I purchased Jason Dion’s N+ course on Udemy as well as the six practice exams, bought the CompTIA voucher and signed up for an exam one month out. I then promptly forgot about the whole thing for about 27 days until I got the reminder email. I rescheduled for another month. A month later I got another reminder email, and rescheduled again. And again. Finally I got tired of procrastinating and decided to just go for it.

Two weeks before the exam I started to watch the course on Udemy. The weekend before the exam I finished the course and moved on to the sample tests and promptly failed all of them. However, I noticed that quite a few people on Reddit also mentioned that they passed the exam and never got a passing score on the practice tests. 

Monday morning I successfully passed the test with a fairly low score. But hey, a pass is a pass ;)

For the record, here are my practice test results: 68%, 77%, 80%, 68%.

S+ 

I did not learn from my previous mistakes, and after scheduling the S+ exam I, again, forgot about it until for about a week before the exam. However, this time the universe decided to play a sick joke on me and there were no dates left for two months out in my area! So, I had no choice but to study for the exam with just 6 days left. I passed. 

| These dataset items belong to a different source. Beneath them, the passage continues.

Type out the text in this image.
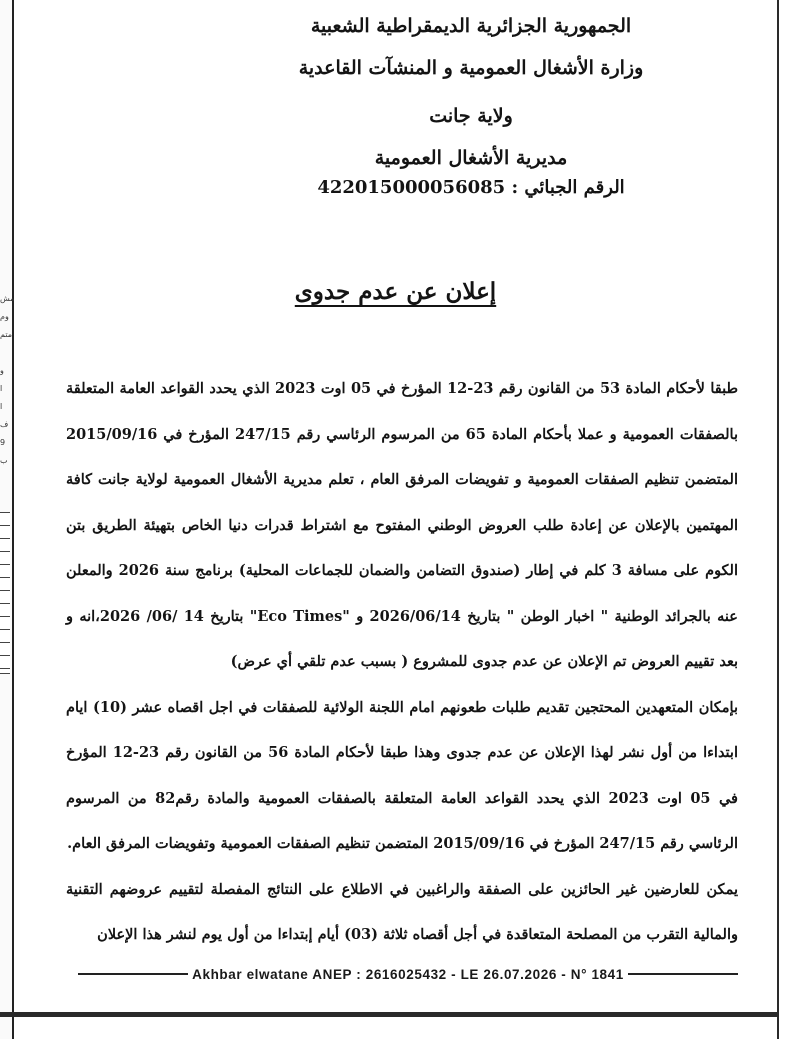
مش
وم
متم

و
ا
ا
ف
9
ب

الجمهورية الجزائرية الديمقراطية الشعبية

وزارة الأشغال العمومية و المنشآت القاعدية

ولاية جانت

مديرية الأشغال العمومية

الرقم الجبائي : 422015000056085

إعلان عن عدم جدوى

طبقا لأحكام المادة 53 من القانون رقم 23-12 المؤرخ في 05 اوت 2023 الذي يحدد القواعد العامة المتعلقة بالصفقات العمومية و عملا بأحكام المادة 65 من المرسوم الرئاسي رقم 247/15 المؤرخ في 2015/09/16 المتضمن تنظيم الصفقات العمومية و تفويضات المرفق العام ، تعلم مديرية الأشغال العمومية لولاية جانت كافة المهتمين بالإعلان عن إعادة طلب العروض الوطني المفتوح مع اشتراط قدرات دنيا الخاص بتهيئة الطريق بتن الكوم على مسافة 3 كلم في إطار (صندوق التضامن والضمان للجماعات المحلية) برنامج سنة 2026 والمعلن عنه بالجرائد الوطنية " اخبار الوطن " بتاريخ 2026/06/14 و "Eco Times" بتاريخ 14 /06/ 2026،انه و بعد تقييم العروض تم الإعلان عن عدم جدوى للمشروع ( بسبب عدم تلقي أي عرض)

بإمكان المتعهدين المحتجين تقديم طلبات طعونهم امام اللجنة الولائية للصفقات في اجل اقصاه عشر (10) ايام ابتداءا من أول نشر لهذا الإعلان عن عدم جدوى وهذا طبقا لأحكام المادة 56 من القانون رقم 23-12 المؤرخ في 05 اوت 2023 الذي يحدد القواعد العامة المتعلقة بالصفقات العمومية والمادة رقم82 من المرسوم الرئاسي رقم 247/15 المؤرخ في 2015/09/16 المتضمن تنظيم الصفقات العمومية وتفويضات المرفق العام.

يمكن للعارضين غير الحائزين على الصفقة والراغبين في الاطلاع على النتائج المفصلة لتقييم عروضهم التقنية والمالية التقرب من المصلحة المتعاقدة في أجل أقصاه ثلاثة (03) أيام إبتداءا من أول يوم لنشر هذا الإعلان

Akhbar elwatane ANEP : 2616025432 - LE 26.07.2026 - N° 1841
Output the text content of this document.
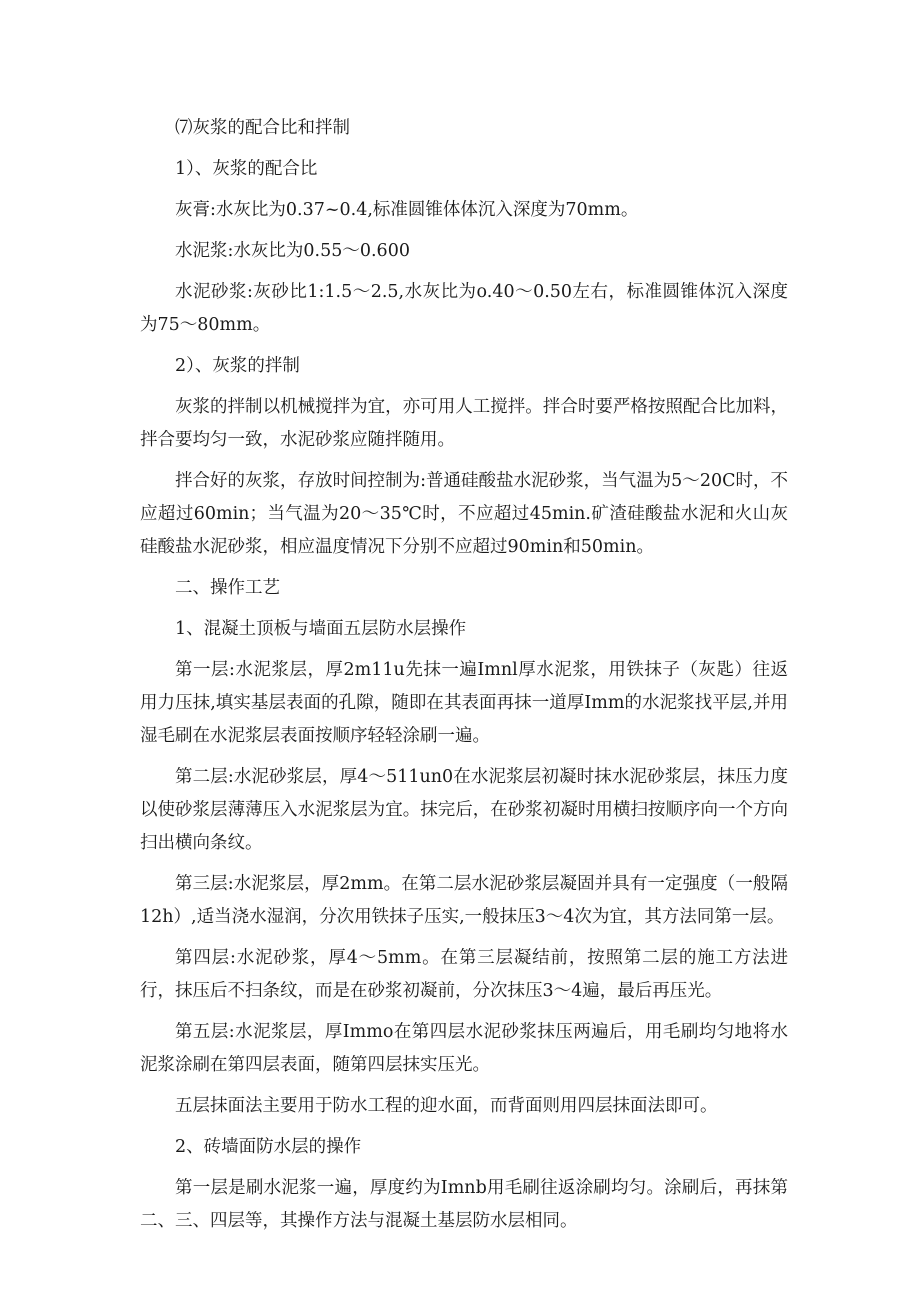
⑺灰浆的配合比和拌制

1）、灰浆的配合比

灰膏:水灰比为0.37~0.4,标准圆锥体体沉入深度为70mm。

水泥浆:水灰比为0.55～0.600

水泥砂浆:灰砂比1:1.5～2.5,水灰比为o.40～0.50左右，标准圆锥体沉入深度为75～80mm。

2）、灰浆的拌制

灰浆的拌制以机械搅拌为宜，亦可用人工搅拌。拌合时要严格按照配合比加料，拌合要均匀一致，水泥砂浆应随拌随用。

拌合好的灰浆，存放时间控制为:普通硅酸盐水泥砂浆，当气温为5～20C时，不应超过60min；当气温为20～35℃时，不应超过45min.矿渣硅酸盐水泥和火山灰硅酸盐水泥砂浆，相应温度情况下分别不应超过90min和50min。

二、操作工艺

1、混凝土顶板与墙面五层防水层操作

第一层:水泥浆层，厚2m11u先抹一遍Imnl厚水泥浆，用铁抹子（灰匙）往返用力压抹,填实基层表面的孔隙，随即在其表面再抹一道厚Imm的水泥浆找平层,并用湿毛刷在水泥浆层表面按顺序轻轻涂刷一遍。

第二层:水泥砂浆层，厚4～511un0在水泥浆层初凝时抹水泥砂浆层，抹压力度以使砂浆层薄薄压入水泥浆层为宜。抹完后，在砂浆初凝时用横扫按顺序向一个方向扫出横向条纹。

第三层:水泥浆层，厚2mm。在第二层水泥砂浆层凝固并具有一定强度（一般隔12h）,适当浇水湿润，分次用铁抹子压实,一般抹压3～4次为宜，其方法同第一层。

第四层:水泥砂浆，厚4～5mm。在第三层凝结前，按照第二层的施工方法进行，抹压后不扫条纹，而是在砂浆初凝前，分次抹压3～4遍，最后再压光。

第五层:水泥浆层，厚Immo在第四层水泥砂浆抹压两遍后，用毛刷均匀地将水泥浆涂刷在第四层表面，随第四层抹实压光。

五层抹面法主要用于防水工程的迎水面，而背面则用四层抹面法即可。

2、砖墙面防水层的操作

第一层是刷水泥浆一遍，厚度约为Imnb用毛刷往返涂刷均匀。涂刷后，再抹第二、三、四层等，其操作方法与混凝土基层防水层相同。
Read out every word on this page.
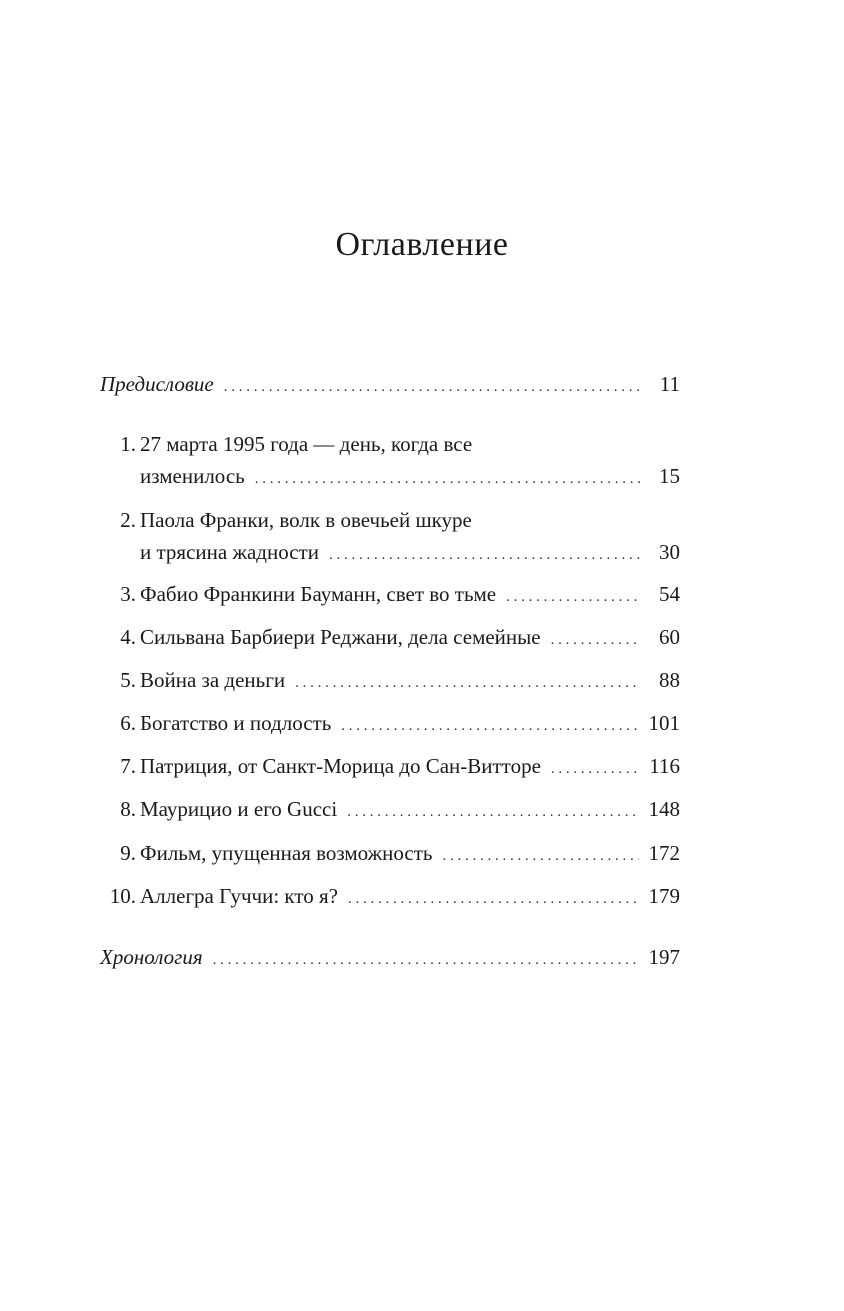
Оглавление
Предисловие . . .	11
1. 27 марта 1995 года — день, когда все
изменилось . . .	15
2. Паола Франки, волк в овечьей шкуре
и трясина жадности . . .	30
3. Фабио Франкини Бауманн, свет во тьме . . .	54
4. Сильвана Барбиери Реджани, дела семейные . . .	60
5. Война за деньги . . .	88
6. Богатство и подлость . . .	101
7. Патриция, от Санкт-Морица до Сан-Витторе . . .	116
8. Маурицио и его Gucci . . .	148
9. Фильм, упущенная возможность . . .	172
10. Аллегра Гуччи: кто я? . . .	179
Хронология . . .	197
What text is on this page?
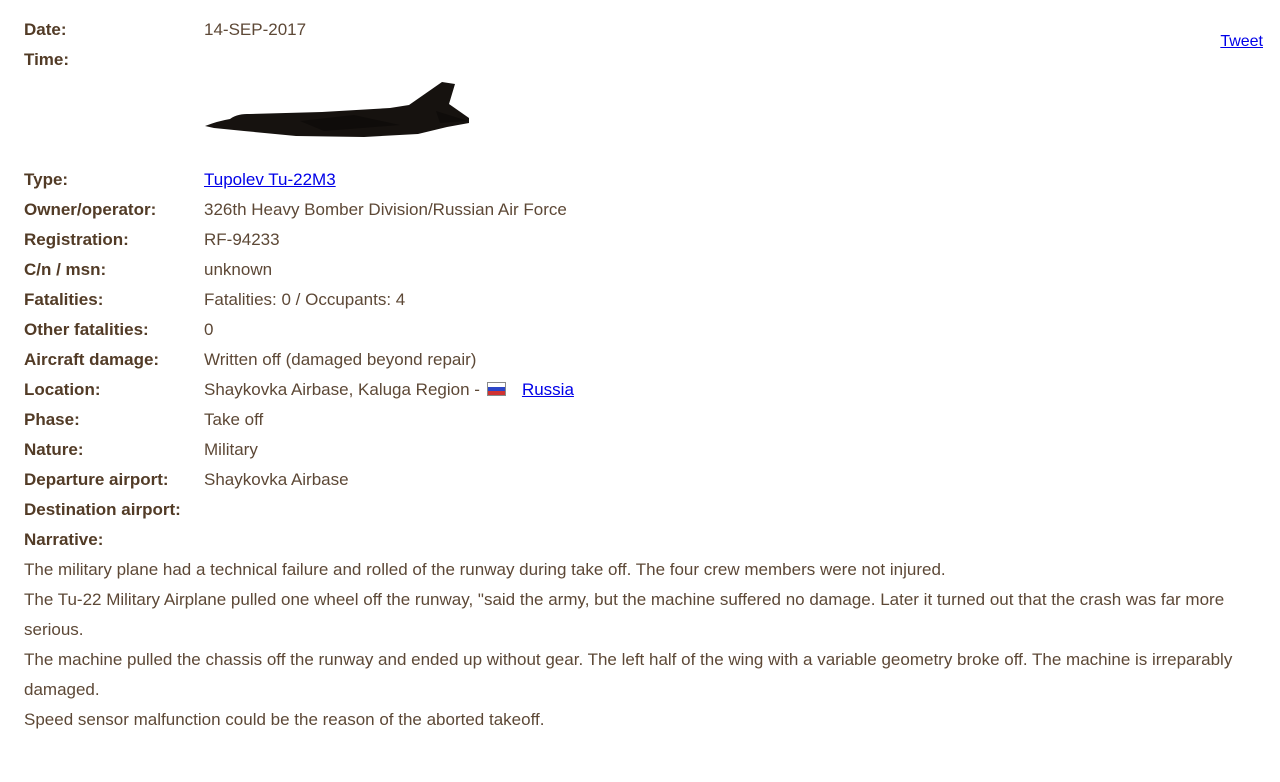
Tweet
Date:	14-SEP-2017
Time:
Type:	Tupolev Tu-22M3
Owner/operator:	326th Heavy Bomber Division/Russian Air Force
Registration:	RF-94233
C/n / msn:	unknown
Fatalities:	Fatalities: 0 / Occupants: 4
Other fatalities:	0
Aircraft damage:	Written off (damaged beyond repair)
Location:	Shaykovka Airbase, Kaluga Region - Russia
Phase:	Take off
Nature:	Military
Departure airport:	Shaykovka Airbase
Destination airport:
Narrative:
The military plane had a technical failure and rolled of the runway during take off. The four crew members were not injured.
The Tu-22 Military Airplane pulled one wheel off the runway, "said the army, but the machine suffered no damage. Later it turned out that the crash was far more serious.
The machine pulled the chassis off the runway and ended up without gear. The left half of the wing with a variable geometry broke off. The machine is irreparably damaged.
Speed sensor malfunction could be the reason of the aborted takeoff.
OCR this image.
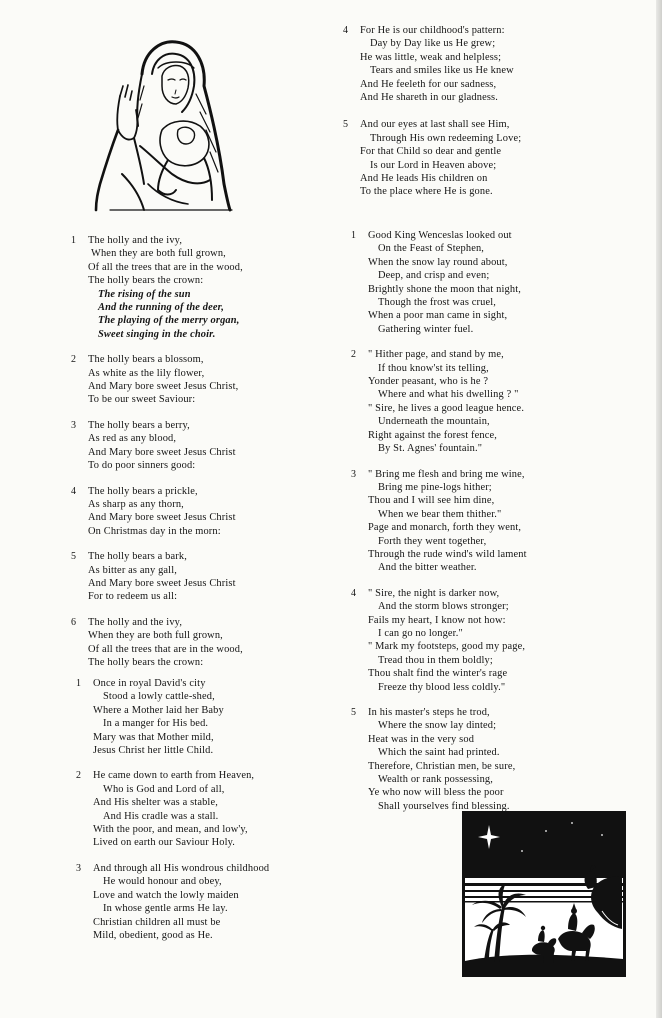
4 For He is our childhood's pattern:
Day by Day like us He grew;
He was little, weak and helpless;
Tears and smiles like us He knew
And He feeleth for our sadness,
And He shareth in our gladness.
5 And our eyes at last shall see Him,
Through His own redeeming Love;
For that Child so dear and gentle
Is our Lord in Heaven above;
And He leads His children on
To the place where He is gone.
1 The holly and the ivy,
When they are both full grown,
Of all the trees that are in the wood,
The holly bears the crown:
The rising of the sun
And the running of the deer,
The playing of the merry organ,
Sweet singing in the choir.
2 The holly bears a blossom,
As white as the lily flower,
And Mary bore sweet Jesus Christ,
To be our sweet Saviour:
3 The holly bears a berry,
As red as any blood,
And Mary bore sweet Jesus Christ
To do poor sinners good:
4 The holly bears a prickle,
As sharp as any thorn,
And Mary bore sweet Jesus Christ
On Christmas day in the morn:
5 The holly bears a bark,
As bitter as any gall,
And Mary bore sweet Jesus Christ
For to redeem us all:
6 The holly and the ivy,
When they are both full grown,
Of all the trees that are in the wood,
The holly bears the crown:
1 Once in royal David's city
Stood a lowly cattle-shed,
Where a Mother laid her Baby
In a manger for His bed.
Mary was that Mother mild,
Jesus Christ her little Child.
2 He came down to earth from Heaven,
Who is God and Lord of all,
And His shelter was a stable,
And His cradle was a stall.
With the poor, and mean, and low'y,
Lived on earth our Saviour Holy.
3 And through all His wondrous childhood
He would honour and obey,
Love and watch the lowly maiden
In whose gentle arms He lay.
Christian children all must be
Mild, obedient, good as He.
1 Good King Wenceslas looked out
On the Feast of Stephen,
When the snow lay round about,
Deep, and crisp and even;
Brightly shone the moon that night,
Though the frost was cruel,
When a poor man came in sight,
Gathering winter fuel.
2 " Hither page, and stand by me,
If thou know'st its telling,
Yonder peasant, who is he ?
Where and what his dwelling ? "
" Sire, he lives a good league hence.
Underneath the mountain,
Right against the forest fence,
By St. Agnes' fountain."
3 " Bring me flesh and bring me wine,
Bring me pine-logs hither;
Thou and I will see him dine,
When we bear them thither."
Page and monarch, forth they went,
Forth they went together,
Through the rude wind's wild lament
And the bitter weather.
4 " Sire, the night is darker now,
And the storm blows stronger;
Fails my heart, I know not how:
I can go no longer."
" Mark my footsteps, good my page,
Tread thou in them boldly;
Thou shalt find the winter's rage
Freeze thy blood less coldly."
5 In his master's steps he trod,
Where the snow lay dinted;
Heat was in the very sod
Which the saint had printed.
Therefore, Christian men, be sure,
Wealth or rank possessing,
Ye who now will bless the poor
Shall yourselves find blessing.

I used Jason Dion’s course and practice exams again. I speed-watched the entire course in four days, and each day I took another test to measure my progress. My baseline (pre-course) test was 60%. The practice test results were 62%, 67%, 72%, 78%. A lot of the concepts associated with this course were extremely familiar to me due to the cybersec podcasts I would listen to. For example, I scored 100% on most practice tests in the “Threat, Attacks, Vulnerabilites” module.

The day of the exam I was super unsure if I would pass. I was sweating hard by the end of the exam and barely passed – by a pass is a pass ;)

My personal understanding of CompTIA tests

They are not hard (so far). They are multiple choice questions and they are entirely theoretical. I don’t think they add much value to my career other than a nice little badge on LinkedIn. BUT! They are well-structured and help you organize your study material.

If your goal is to get valid work experience, don’t use the CompTIA exams. 

If your goal is to fill gaps in your knowledge, I would suggest them. If you have a couple $100 dollars to spare, or your employer pays for your continuous education, use them.

Conclusion

  • If you have a basic understanding of IT concepts, you can skip A+.
  • If you like to use online courses for studying, I recommend Jason Dion’s N+ and S+ online courses on Udemy.
  • I also recommend purchasing the practice tests. Some of the questions were verbatim the same.
  • There is always a sale going on on Udemy. Never spend more than $10-12 on a course or practice tests.
  •  I was able to pass these tests without using anything else. Jason Dion’s courses and practice tests together are enough.
  • If you get 70% on the practice exams, you are ready for the real ones. People who pass the real exam don’t always get 85% (passing score) on the test exams.
  • Skip the PBQ’s on the exam. Flag them, then move on to the multiple choice questions, and once you’re done with those you can read and solve the PBQ’s.
  • Flag everything that you are unsure of. After my first round, I flagged about 50% of the questions. Then I went back and reviewed everything I flagged and answered what I could. Sometimes later questions might jog your memory.